Esses gigantes são bizarros porque, para as estrelas do universo próximo, parece haver um limite de tamanho inato. “Todos os nossos modelos de evolução das galáxias… baseiam-se no facto de que as estrelas não podem ter mais massa do que 120 massas solares ou mais,” diz Devesh Nandal no Centro Harvard-Smithsonian de Astrofísica em Massachusetts. “Existem, é claro, ideias teóricas que exploram estrelas… mais massivas do que isso, mas nunca houve uma observação real que se pudesse apontar.”
Isto é, até agora. Nandal e seus colegas examinaram Observações JWST de uma galáxia distante chamada GS 3073 e encontrou quantidades invulgarmente elevadas de azoto nas suas assinaturas químicas. Isto não é totalmente anómalo: níveis elevados de azoto foram observados em várias outras galáxias a distâncias igualmente elevadas.
No entanto, para a maioria das outras galáxias, os níveis de azoto não são suficientemente elevados para causar qualquer confusão – certos tipos de estrelas relativamente normais e outros eventos cósmicos podem explicá-los. Esse não é o caso do GS 3073, diz Nandal. Simplesmente contém muito nitrogênio.
Existe um tipo particular de estrela primordial hipotética, chamada Estrela da população IIIque os modelos indicam pode crescer extremamente. Quando estas estrelas o fazem, as simulações também mostram que deveriam formar muito mais nitrogénio do que as estrelas normais. Nandal e os seus colegas calcularam que apenas algumas estrelas de População III com massas entre 1.000 e 10.000 vezes a do Sol poderiam ser responsáveis pelo excesso de nitrogénio em GS 3073. “O nosso trabalho mostra a evidência mais forte até à data de estrelas supermassivas de População III no Universo primitivo”, diz ele.
No entanto, alguns outros investigadores questionam se as estrelas supermassivas da População III são as únicas que se ajustam aos dados – ou se se ajustam perfeitamente. “A população III deve estar associada a um ambiente quase intocado” sem muitos elementos mais pesados que o hélio, diz Roberto Maiolino na Universidade de Cambridge. “Pelo contrário, GS 3073 é quimicamente uma galáxia bastante madura.
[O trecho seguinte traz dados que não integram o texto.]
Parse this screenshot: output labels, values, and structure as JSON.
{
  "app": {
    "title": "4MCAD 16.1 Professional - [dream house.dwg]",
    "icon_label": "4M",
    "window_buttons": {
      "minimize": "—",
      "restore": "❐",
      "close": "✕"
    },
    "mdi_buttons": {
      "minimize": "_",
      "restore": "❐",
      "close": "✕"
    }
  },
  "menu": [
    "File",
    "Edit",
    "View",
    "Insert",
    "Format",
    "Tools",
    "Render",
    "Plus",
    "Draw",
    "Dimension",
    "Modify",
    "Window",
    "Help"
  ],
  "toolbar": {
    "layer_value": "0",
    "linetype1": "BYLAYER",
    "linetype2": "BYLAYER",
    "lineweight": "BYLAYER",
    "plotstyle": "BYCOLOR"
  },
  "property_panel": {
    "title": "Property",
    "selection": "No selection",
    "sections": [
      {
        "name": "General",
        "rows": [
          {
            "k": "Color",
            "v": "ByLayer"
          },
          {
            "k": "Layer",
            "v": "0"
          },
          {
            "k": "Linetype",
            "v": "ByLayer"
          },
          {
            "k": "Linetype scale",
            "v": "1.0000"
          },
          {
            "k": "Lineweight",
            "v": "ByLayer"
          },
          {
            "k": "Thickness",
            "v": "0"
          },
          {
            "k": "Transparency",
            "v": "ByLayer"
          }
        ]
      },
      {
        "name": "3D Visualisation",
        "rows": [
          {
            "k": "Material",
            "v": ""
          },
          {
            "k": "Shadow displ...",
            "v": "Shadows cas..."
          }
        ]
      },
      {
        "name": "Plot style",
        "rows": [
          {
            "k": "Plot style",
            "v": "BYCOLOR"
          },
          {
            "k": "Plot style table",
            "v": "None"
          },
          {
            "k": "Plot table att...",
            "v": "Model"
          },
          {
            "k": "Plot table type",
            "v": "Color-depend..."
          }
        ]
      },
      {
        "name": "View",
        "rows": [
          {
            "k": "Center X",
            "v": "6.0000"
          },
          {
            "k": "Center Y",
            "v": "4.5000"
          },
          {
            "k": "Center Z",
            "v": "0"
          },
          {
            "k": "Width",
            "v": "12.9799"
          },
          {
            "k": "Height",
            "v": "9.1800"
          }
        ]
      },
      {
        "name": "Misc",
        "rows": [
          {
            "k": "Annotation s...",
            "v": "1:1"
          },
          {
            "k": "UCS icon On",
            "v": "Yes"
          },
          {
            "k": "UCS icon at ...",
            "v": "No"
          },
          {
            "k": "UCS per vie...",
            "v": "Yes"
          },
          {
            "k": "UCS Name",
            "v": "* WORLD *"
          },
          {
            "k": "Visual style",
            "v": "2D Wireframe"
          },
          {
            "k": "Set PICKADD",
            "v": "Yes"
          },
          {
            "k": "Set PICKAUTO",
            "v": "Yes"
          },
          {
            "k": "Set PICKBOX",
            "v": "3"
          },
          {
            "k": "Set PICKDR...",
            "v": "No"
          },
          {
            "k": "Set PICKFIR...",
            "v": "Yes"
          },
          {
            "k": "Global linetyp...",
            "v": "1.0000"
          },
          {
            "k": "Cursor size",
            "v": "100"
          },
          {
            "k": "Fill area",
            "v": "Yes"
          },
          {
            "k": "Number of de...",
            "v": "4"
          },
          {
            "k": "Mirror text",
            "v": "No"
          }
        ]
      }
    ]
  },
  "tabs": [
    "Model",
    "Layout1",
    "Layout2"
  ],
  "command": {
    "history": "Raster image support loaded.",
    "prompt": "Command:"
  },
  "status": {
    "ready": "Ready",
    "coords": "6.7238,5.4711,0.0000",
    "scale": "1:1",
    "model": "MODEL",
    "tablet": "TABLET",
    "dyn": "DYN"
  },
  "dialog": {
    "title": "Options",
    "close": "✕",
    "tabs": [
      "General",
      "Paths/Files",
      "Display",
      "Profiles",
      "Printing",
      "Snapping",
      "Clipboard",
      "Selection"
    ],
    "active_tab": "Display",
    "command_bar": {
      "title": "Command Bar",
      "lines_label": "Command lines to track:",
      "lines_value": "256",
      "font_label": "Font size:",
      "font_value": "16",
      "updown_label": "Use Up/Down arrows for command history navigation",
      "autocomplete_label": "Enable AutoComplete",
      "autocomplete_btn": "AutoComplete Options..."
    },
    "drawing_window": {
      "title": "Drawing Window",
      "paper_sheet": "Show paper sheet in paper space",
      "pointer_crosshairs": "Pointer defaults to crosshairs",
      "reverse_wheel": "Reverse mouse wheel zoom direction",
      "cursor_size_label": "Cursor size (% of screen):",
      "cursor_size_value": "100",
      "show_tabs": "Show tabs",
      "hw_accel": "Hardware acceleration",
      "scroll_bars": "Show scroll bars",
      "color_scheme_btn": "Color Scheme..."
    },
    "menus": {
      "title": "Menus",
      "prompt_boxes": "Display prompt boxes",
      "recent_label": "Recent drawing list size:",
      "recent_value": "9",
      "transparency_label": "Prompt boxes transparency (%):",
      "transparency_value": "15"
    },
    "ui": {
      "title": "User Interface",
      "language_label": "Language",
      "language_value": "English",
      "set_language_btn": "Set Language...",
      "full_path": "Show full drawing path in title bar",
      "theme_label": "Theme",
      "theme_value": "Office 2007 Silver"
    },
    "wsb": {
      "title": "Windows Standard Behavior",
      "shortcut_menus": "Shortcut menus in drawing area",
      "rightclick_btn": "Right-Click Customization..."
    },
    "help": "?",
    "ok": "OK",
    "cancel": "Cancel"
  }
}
Portanto, não parece corresponder ao tipo de ambiente onde se espera encontrar a População III.”
Esta pode ser simplesmente uma galáxia estranha, diz John Regan na Universidade Maynooth, na Irlanda. “Quando temos observações do universo primitivo, tudo o que vemos são galáxias realmente estranhas e exóticas. Portanto, é difícil virar-se e dizer que sim, mas não espero que se formem estrelas supermassivas porque isso seria muito estranho. Bem, você acabou de dizer que estas são realmente estranhas”, diz ele.
Se essas estrelas colossais realmente existirem, isso poderia ajudar os pesquisadores a compreender as origens de buracos negros supermassivosque existem muito antes no universo do que deveriam. Se se formassem a partir de estrelas supermassivas e não de estrelas normais, isso lhes daria uma vantagem inicial, o que poderia explicar como cresceram até aos tamanhos enormes que vemos num período de tempo relativamente curto.
Será difícil confirmar que GS 3073 e outras galáxias ricas em azoto no Universo primitivo contêm realmente estrelas supermassivas, provavelmente exigindo a descoberta de mais assinaturas químicas destes estranhos gigantes. “Reforçar o argumento para a sua existência é totalmente difícil – é muito difícil para nós ter uma assinatura definitiva”, diz Regan. “Mas esta assinatura é muito forte.”